Pro: Controlling Maintenance, Features and More
Safety should also be a top priority. When small-business owners purchase a fleet of vehicles, they can decide which safety features they feel are most important, as well as which make and model will be best for the job. Additionally, since these owners will be responsible for the car’s upkeep, including springing for regular oil changes, tune-ups and parts, they won’t have to worry if an employee’s older vehicle with bald tires will make it safely to a client’s office or home.
In order to make investing in a company car as budget-friendly as possible, small-business owners may want to consider buying necessary parts, including tires, from an online retailer. TireBuyer.com offers a wide selection of high-quality tires at various price points. Owners can then decide whether to have these tires delivered to their business, where they can be stored until they’re needed, or be sent directly to a local shop for pickup.

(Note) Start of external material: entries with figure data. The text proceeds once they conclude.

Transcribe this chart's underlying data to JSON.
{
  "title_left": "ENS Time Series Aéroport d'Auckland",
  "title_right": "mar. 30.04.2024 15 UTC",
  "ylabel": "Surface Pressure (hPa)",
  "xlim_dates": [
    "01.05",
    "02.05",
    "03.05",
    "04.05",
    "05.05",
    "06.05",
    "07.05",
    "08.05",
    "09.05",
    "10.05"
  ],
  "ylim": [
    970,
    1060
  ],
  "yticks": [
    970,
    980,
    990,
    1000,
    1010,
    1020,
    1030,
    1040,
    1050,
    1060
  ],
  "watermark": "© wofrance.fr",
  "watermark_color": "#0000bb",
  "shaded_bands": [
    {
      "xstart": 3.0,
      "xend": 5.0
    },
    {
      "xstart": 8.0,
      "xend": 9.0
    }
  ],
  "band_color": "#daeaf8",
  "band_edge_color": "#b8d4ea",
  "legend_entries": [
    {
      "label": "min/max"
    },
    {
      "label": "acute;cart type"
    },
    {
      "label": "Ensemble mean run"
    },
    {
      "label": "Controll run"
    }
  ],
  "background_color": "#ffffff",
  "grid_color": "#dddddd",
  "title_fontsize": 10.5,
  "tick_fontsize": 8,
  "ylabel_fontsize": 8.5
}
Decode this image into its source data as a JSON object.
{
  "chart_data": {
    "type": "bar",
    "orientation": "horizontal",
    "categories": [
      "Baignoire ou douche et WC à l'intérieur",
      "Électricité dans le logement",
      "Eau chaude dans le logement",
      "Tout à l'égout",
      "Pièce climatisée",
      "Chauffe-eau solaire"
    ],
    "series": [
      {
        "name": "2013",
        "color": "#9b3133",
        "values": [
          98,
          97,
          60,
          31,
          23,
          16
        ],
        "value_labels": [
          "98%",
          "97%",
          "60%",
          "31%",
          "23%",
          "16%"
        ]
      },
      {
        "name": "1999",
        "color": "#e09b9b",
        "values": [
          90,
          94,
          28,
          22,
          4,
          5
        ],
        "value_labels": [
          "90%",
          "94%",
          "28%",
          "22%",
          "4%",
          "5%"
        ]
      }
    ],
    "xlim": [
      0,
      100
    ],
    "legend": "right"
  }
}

Of course, ownership certainly has the means to write off some or all costs related to investing in a company car. As TheBalance.com notes, small-business owners can usually deduct general business-related car expenses, including tire, fuel and maintenance costs, from their tax obligations. Thus, it’s important to keep careful records of any vehicle-related business costs.
Con: Lack of Choice
It’s no secret most people feel pretty comfortable driving their own vehicle over a rental or loaner. For example, if someone is accustomed to driving a small sedan, they may be nervous or unsure of themselves driving a huge truck to a job site. Likewise, if weather conditions are bad, they may prefer driving their own vehicle that offers better handling.
Or, as Motus notes, employees who experience chronic back pain may feel like their vehicle provides better support, or they may want to drive a car that has specific safety features for their kids. In all of these situations, employees may not like the idea of having to drive a company car, although employers may have to swallow some of their pride and allow for some exceptions.